Hide glue is one of the oldest and most traditional glues of all. It is made from animals, by prolonged boiling of an animals connective tissue. The most common animal that was used is the horse, but rabbits and fish can be used.
Hide glue may be supplied as granules, flakes, or flat sheets, which have an indefinite shelf life if kept dry. The glue is created when it is dissolved in water and heated, so it must be hot when used. In its liquid form it has a shorter shelf life, as the glue can start to spoil. To preserve liquid hide glue, it is ideal to keep it in the freezer till the next use.
This type of glue has a very short open time, about a minute. So it is ideal to heat the pieces you are working on or work in a very warm room. So products of hide glue will contain urea, which will increase the amount of open time you have at room temperature.
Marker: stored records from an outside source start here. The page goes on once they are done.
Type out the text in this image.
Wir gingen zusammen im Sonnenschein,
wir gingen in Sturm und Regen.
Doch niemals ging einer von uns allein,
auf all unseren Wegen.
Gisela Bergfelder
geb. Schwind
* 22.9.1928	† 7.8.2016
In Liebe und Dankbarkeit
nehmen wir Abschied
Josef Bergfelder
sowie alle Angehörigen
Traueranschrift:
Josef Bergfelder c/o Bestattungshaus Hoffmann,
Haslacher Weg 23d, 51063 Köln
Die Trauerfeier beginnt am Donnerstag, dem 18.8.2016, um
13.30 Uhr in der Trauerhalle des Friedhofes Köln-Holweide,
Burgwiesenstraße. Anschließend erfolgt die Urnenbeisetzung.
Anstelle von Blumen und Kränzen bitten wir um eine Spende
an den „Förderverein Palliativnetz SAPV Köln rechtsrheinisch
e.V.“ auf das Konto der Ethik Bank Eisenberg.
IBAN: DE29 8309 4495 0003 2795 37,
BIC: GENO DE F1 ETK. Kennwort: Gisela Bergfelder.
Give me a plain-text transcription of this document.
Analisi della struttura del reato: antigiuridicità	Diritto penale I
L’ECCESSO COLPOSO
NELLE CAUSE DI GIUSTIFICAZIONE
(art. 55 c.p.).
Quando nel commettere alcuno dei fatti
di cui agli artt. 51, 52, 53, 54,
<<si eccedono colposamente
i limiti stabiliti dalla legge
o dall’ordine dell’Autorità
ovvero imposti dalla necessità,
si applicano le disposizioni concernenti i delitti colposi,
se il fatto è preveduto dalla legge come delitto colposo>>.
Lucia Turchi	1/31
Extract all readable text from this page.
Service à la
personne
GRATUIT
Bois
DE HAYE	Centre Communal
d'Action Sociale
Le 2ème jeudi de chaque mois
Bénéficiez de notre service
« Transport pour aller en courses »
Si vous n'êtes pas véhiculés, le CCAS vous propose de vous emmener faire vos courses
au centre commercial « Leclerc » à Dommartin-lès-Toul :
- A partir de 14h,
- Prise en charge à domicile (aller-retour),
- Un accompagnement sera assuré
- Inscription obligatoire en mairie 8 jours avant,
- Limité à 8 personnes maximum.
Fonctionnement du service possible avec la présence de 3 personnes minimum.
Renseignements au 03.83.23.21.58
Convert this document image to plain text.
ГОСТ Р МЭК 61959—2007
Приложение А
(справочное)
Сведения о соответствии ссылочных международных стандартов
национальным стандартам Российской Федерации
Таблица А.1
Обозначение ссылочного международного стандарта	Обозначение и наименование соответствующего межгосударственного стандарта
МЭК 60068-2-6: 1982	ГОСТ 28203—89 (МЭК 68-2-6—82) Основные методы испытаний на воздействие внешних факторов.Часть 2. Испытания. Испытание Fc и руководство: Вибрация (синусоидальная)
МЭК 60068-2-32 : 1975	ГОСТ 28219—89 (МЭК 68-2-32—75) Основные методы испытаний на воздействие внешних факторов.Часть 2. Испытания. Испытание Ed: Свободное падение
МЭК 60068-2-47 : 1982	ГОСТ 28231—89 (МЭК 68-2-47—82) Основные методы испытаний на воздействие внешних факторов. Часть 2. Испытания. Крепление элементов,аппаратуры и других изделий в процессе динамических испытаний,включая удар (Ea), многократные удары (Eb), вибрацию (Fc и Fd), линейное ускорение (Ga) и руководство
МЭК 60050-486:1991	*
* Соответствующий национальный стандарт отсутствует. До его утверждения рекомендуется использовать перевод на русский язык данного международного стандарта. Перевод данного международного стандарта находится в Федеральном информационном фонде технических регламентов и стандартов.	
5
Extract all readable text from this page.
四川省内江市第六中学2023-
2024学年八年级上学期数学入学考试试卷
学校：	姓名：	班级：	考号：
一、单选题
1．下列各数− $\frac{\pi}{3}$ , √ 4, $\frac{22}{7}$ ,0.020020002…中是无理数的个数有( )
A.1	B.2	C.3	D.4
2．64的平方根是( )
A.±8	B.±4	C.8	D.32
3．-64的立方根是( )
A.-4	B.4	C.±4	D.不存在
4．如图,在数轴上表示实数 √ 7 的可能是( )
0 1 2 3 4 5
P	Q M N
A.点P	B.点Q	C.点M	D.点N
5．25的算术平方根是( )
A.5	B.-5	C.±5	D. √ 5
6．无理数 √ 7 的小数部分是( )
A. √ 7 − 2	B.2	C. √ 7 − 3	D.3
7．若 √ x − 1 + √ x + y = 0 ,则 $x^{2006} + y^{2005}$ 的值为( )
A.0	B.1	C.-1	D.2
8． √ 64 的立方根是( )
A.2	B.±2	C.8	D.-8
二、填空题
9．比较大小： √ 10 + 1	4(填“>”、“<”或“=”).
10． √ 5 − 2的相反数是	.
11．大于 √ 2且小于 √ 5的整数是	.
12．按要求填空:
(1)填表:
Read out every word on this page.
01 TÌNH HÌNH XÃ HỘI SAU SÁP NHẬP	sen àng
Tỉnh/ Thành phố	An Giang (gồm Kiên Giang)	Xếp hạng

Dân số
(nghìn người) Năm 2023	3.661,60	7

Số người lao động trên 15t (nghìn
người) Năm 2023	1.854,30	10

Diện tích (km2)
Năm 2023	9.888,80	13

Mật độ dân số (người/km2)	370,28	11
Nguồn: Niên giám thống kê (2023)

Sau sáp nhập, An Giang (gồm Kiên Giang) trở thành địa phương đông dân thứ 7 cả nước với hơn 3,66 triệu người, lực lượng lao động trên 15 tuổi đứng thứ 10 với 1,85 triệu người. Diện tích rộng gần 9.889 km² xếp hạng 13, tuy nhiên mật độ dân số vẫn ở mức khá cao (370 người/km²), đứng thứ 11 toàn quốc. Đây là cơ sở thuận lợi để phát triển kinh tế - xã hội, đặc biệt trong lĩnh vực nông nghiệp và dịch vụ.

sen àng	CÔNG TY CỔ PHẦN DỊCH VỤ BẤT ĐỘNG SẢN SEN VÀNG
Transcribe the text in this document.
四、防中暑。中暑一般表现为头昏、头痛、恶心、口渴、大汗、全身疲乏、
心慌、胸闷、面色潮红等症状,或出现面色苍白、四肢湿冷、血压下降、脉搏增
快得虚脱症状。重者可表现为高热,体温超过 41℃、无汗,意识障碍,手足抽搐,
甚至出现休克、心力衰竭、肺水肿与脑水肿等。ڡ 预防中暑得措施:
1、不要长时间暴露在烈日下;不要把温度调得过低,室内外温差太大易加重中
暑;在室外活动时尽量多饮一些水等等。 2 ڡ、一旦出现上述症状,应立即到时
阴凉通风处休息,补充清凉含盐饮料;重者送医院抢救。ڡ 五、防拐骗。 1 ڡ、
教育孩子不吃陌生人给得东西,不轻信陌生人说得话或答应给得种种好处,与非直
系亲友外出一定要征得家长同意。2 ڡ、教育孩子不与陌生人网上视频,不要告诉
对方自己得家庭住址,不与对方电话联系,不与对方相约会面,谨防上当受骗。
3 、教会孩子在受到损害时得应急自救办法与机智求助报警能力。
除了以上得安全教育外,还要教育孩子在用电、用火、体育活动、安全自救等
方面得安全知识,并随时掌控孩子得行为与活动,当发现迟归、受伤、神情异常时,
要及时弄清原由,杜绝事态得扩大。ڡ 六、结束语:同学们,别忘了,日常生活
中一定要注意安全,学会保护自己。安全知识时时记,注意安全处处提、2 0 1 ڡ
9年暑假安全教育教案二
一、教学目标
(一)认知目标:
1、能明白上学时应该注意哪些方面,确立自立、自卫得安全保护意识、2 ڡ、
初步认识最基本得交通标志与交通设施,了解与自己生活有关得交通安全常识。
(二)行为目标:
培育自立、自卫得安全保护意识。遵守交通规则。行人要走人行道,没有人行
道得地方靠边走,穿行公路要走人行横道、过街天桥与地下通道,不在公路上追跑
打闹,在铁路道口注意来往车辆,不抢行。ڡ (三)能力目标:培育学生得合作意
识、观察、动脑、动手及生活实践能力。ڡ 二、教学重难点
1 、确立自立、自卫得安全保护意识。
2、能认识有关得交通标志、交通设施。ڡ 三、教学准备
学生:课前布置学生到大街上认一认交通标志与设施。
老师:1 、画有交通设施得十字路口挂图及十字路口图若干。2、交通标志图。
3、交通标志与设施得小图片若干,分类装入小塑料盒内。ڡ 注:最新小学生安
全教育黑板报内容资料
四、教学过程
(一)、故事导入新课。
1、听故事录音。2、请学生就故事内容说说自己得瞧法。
Hide glue is sold in different gram strengths, the higher the number the tackier and stronger the glue will be. For the stronger glue, you usually have to trade for a shorter open time.
The advantages of hide glue are:
- The glue is easily reversible. Glued joints can be disassembled without damage to the base wood and glue residue can be completely removed from wood pores.
- Old hide glue can be easily repaired with new hide glue. This is very important when it comes to restoration work.
- Short open time. This one works for both a negative and positive. Projects can be assembled fairly quickly because of short open time.
- Easy to clean off the exterior of joints. Even when hide glue has fully cured it can still be rubbed off with a wet rag. This will insure the exterior pores around joints will be able to accept stain evenly, where as modern glues will completely fill those pores.
The disadvantages of hide glue is:
- Its thermal limitations. Does not react well to heat.
- Short open time. Assembly must happen fast.
- Vulnerability to micro-organisms. The micro-organisms can slowly break down the glue over time, weakening the joint.